Il admet trouver difficile de ne pas avoir d’amis avec qui échanger. Même s’il habite un bloc appartements où plusieurs autres immigrants ou réfugiés vivent, il n’échange pas avec eux souvent. Ainsi, les seules fois où il peut parler en français aux gens, c’est dans le cadre de ses cours de francisation au Phénix ou lorsqu’il va dans un magasin et a besoin d’une information auprès d’un vendeur. Ses échanges sont donc plutôt limités. Aujourd’hui, il affirme parler cinq langues, soit le birman, le français, l’anglais, l’hindi ainsi que le malaisien.

La recherche d’emploi est également très difficile dans le cas de Wilbur. Il a déjà travaillé dans des restaurants, mais le contact avec la viande porcine, contraire à sa religion et à ses valeurs personnelles, rendait son expérience éprouvante. Il aimerait travailler dans la même usine que son père afin d’amasser des sous et payer sa scolarité. En fait, Wilbur souhaite devenir un jour pilote d’avion. Il sait néanmoins que ses études seront coûteuses et qu’il devra travailler fort. De plus, il devra rattraper le retard scolaire qu’il a accumulé en Malaisie.

Appréciation et conseils

En ce qui a trait aux valeurs québécoises, Wilbur apprécie particulièrement l’ouverture d’esprit. Il dit s’être senti chez lui à Québec et plus accepté que dans ses pays précédents. Il a été témoin de quelques attitudes négatives à son égard, mais très peu de fois.

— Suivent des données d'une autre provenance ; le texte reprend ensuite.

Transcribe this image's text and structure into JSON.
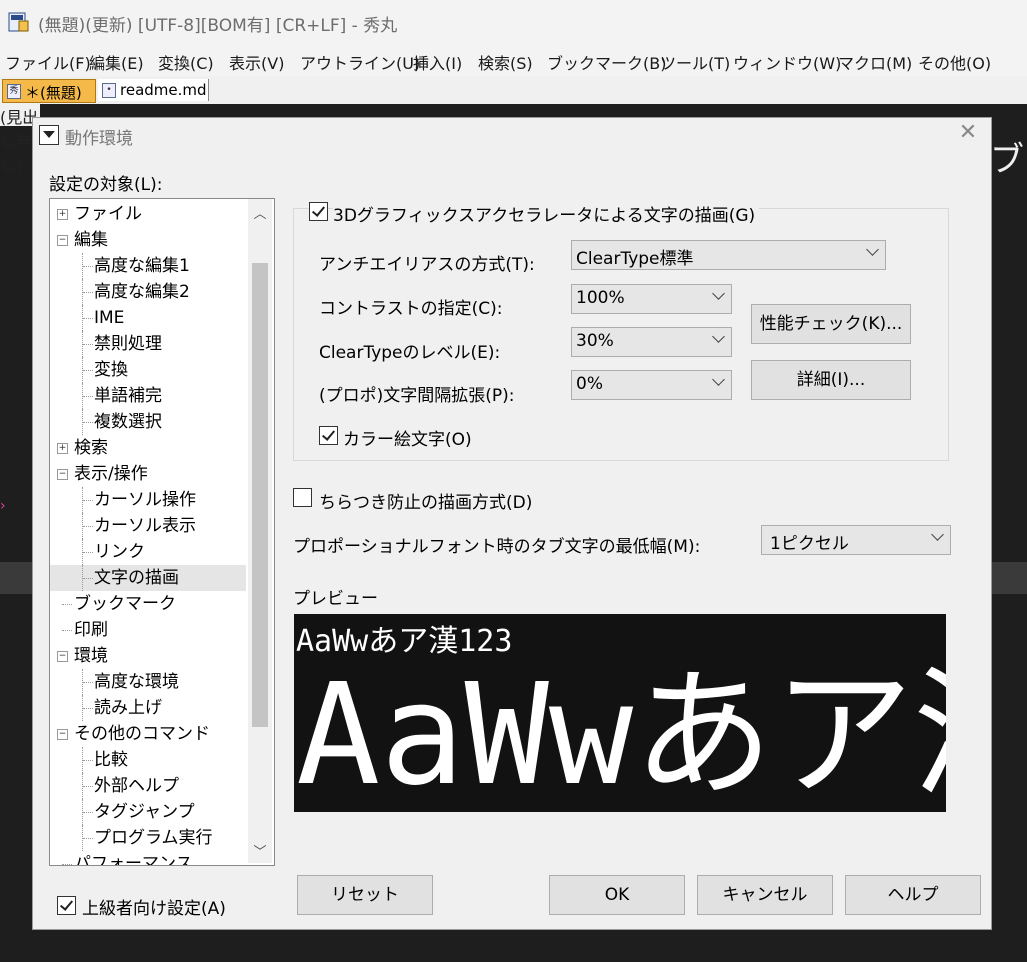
{
  "window": {
    "title": "(無題)(更新) [UTF-8][BOM有] [CR+LF] - 秀丸"
  },
  "menubar": {
    "items": [
      "ファイル(F)",
      "編集(E)",
      "変換(C)",
      "表示(V)",
      "アウトライン(U)",
      "挿入(I)",
      "検索(S)",
      "ブックマーク(B)",
      "ツール(T)",
      "ウィンドウ(W)",
      "マクロ(M)",
      "その他(O)"
    ]
  },
  "tabs": [
    {
      "label": "＊(無題)",
      "active": true
    },
    {
      "label": "readme.md",
      "active": false
    }
  ],
  "outline_strip": "(見出し無し)",
  "dialog": {
    "title": "動作環境",
    "close_glyph": "✕",
    "target_label": "設定の対象(L):",
    "tree": [
      {
        "label": "ファイル",
        "level": 0,
        "expander": "+"
      },
      {
        "label": "編集",
        "level": 0,
        "expander": "−"
      },
      {
        "label": "高度な編集1",
        "level": 1
      },
      {
        "label": "高度な編集2",
        "level": 1
      },
      {
        "label": "IME",
        "level": 1
      },
      {
        "label": "禁則処理",
        "level": 1
      },
      {
        "label": "変換",
        "level": 1
      },
      {
        "label": "単語補完",
        "level": 1
      },
      {
        "label": "複数選択",
        "level": 1
      },
      {
        "label": "検索",
        "level": 0,
        "expander": "+"
      },
      {
        "label": "表示/操作",
        "level": 0,
        "expander": "−"
      },
      {
        "label": "カーソル操作",
        "level": 1
      },
      {
        "label": "カーソル表示",
        "level": 1
      },
      {
        "label": "リンク",
        "level": 1
      },
      {
        "label": "文字の描画",
        "level": 1,
        "selected": true
      },
      {
        "label": "ブックマーク",
        "level": 0
      },
      {
        "label": "印刷",
        "level": 0
      },
      {
        "label": "環境",
        "level": 0,
        "expander": "−"
      },
      {
        "label": "高度な環境",
        "level": 1
      },
      {
        "label": "読み上げ",
        "level": 1
      },
      {
        "label": "その他のコマンド",
        "level": 0,
        "expander": "−"
      },
      {
        "label": "比較",
        "level": 1
      },
      {
        "label": "外部ヘルプ",
        "level": 1
      },
      {
        "label": "タグジャンプ",
        "level": 1
      },
      {
        "label": "プログラム実行",
        "level": 1
      },
      {
        "label": "パフォーマンス",
        "level": 0
      }
    ],
    "settings": {
      "hw_accel": {
        "label": "3Dグラフィックスアクセラレータによる文字の描画(G)",
        "checked": true
      },
      "antialias": {
        "label": "アンチエイリアスの方式(T):",
        "value": "ClearType標準"
      },
      "contrast": {
        "label": "コントラストの指定(C):",
        "value": "100%"
      },
      "cleartype_level": {
        "label": "ClearTypeのレベル(E):",
        "value": "30%"
      },
      "spacing": {
        "label": "(プロポ)文字間隔拡張(P):",
        "value": "0%"
      },
      "color_emoji": {
        "label": "カラー絵文字(O)",
        "checked": true
      },
      "perf_check_button": "性能チェック(K)...",
      "details_button": "詳細(I)...",
      "flicker": {
        "label": "ちらつき防止の描画方式(D)",
        "checked": false
      },
      "tab_min_width": {
        "label": "プロポーショナルフォント時のタブ文字の最低幅(M):",
        "value": "1ピクセル"
      }
    },
    "preview": {
      "label": "プレビュー",
      "small_text": "AaWwあア漢123",
      "large_text": "AaWwあア漢"
    },
    "advanced": {
      "label": "上級者向け設定(A)",
      "checked": true
    },
    "buttons": {
      "reset": "リセット",
      "ok": "OK",
      "cancel": "キャンセル",
      "help": "ヘルプ"
    }
  }
}
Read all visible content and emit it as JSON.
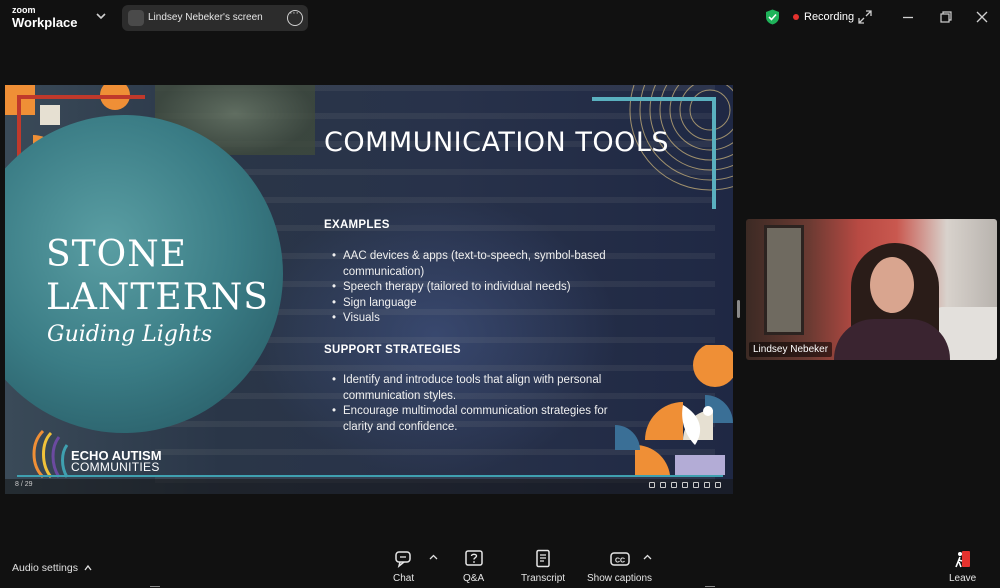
{
  "topbar": {
    "brand_small": "zoom",
    "brand_large": "Workplace",
    "share_label": "Lindsey Nebeker's screen",
    "recording_label": "Recording",
    "recording_color": "#e5322e",
    "shield_color": "#1fb35a"
  },
  "slide": {
    "left_title_line1": "STONE",
    "left_title_line2": "LANTERNS",
    "left_subtitle": "Guiding Lights",
    "title": "COMMUNICATION TOOLS",
    "sections": [
      {
        "heading": "EXAMPLES",
        "items": [
          "AAC devices & apps (text-to-speech, symbol-based communication)",
          "Speech therapy (tailored to individual needs)",
          "Sign language",
          "Visuals"
        ]
      },
      {
        "heading": "SUPPORT STRATEGIES",
        "items": [
          "Identify and introduce tools that align with personal communication styles.",
          "Encourage multimodal communication strategies for clarity and confidence."
        ]
      }
    ],
    "logo_line1": "ECHO AUTISM",
    "logo_line2": "COMMUNITIES",
    "page_indicator": "8 / 29",
    "colors": {
      "accent_orange": "#ef8f36",
      "accent_teal": "#5a9ea3",
      "accent_red": "#c0392b"
    }
  },
  "video": {
    "participant_name": "Lindsey Nebeker"
  },
  "bottombar": {
    "audio_label": "Audio settings",
    "items": [
      {
        "label": "Chat",
        "icon": "chat-icon"
      },
      {
        "label": "Q&A",
        "icon": "qa-icon"
      },
      {
        "label": "Transcript",
        "icon": "transcript-icon"
      },
      {
        "label": "Show captions",
        "icon": "captions-icon"
      },
      {
        "label": "Leave",
        "icon": "leave-icon"
      }
    ]
  }
}
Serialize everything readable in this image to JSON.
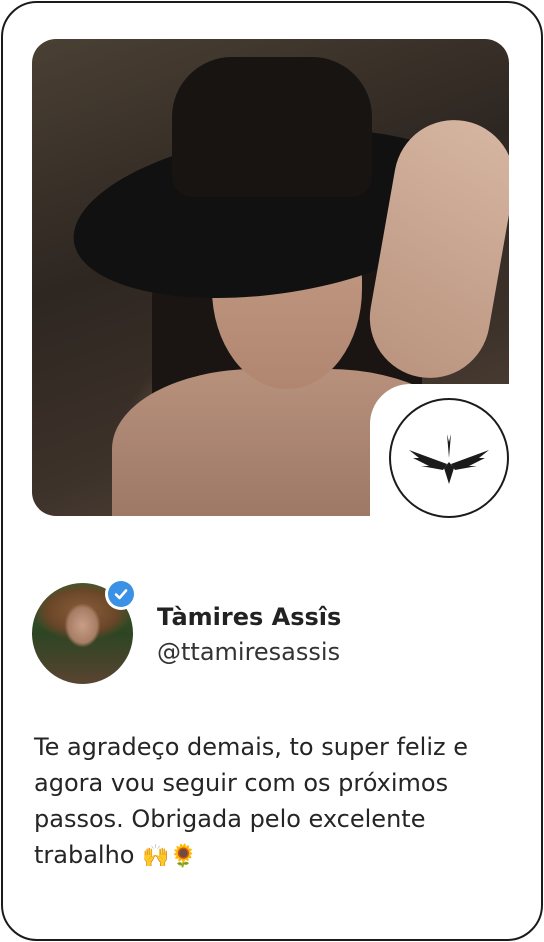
{
  "profile": {
    "name": "Tàmires Assîs",
    "handle": "@ttamiresassis",
    "verified": true
  },
  "testimonial": {
    "text": "Te agradeço demais, to super feliz e agora vou seguir com os próximos passos. Obrigada pelo excelente trabalho",
    "emojis": "🙌🌻"
  },
  "colors": {
    "border": "#1b1b1b",
    "verified_badge": "#3b91e6",
    "text": "#252525"
  },
  "icons": {
    "brand_logo": "winged-arrow-logo-icon",
    "verified": "check-icon"
  }
}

S’il devait donner un conseil aux nouveaux réfugiés à Québec, il leur conseillerait de parler avec les Québécois, d’échanger avec eux. Il leur dirait aussi de comprendre la culture québécoise. De plus, il met de l’avant la notion de respect des différences et des lois et règlements de la ville. Il conseille également d’oser poser des questions, même si cela peut être difficile par moment, car il est nécessaire de bien comprendre ce qu’on se fait dire.

Finalement, Wilbur est un jeune homme avec un parcours rocambolesque. Malgré tout, sa famille et lui n’ont jamais baissé les bras et on toujours cru en un monde meilleur. Le Québec représente beaucoup pour eux et ils apprécient la chance qu’ils ont. Wilbur est plein d’espoir en l’avenir et souhaite réaliser ses rêves dans les prochaines années.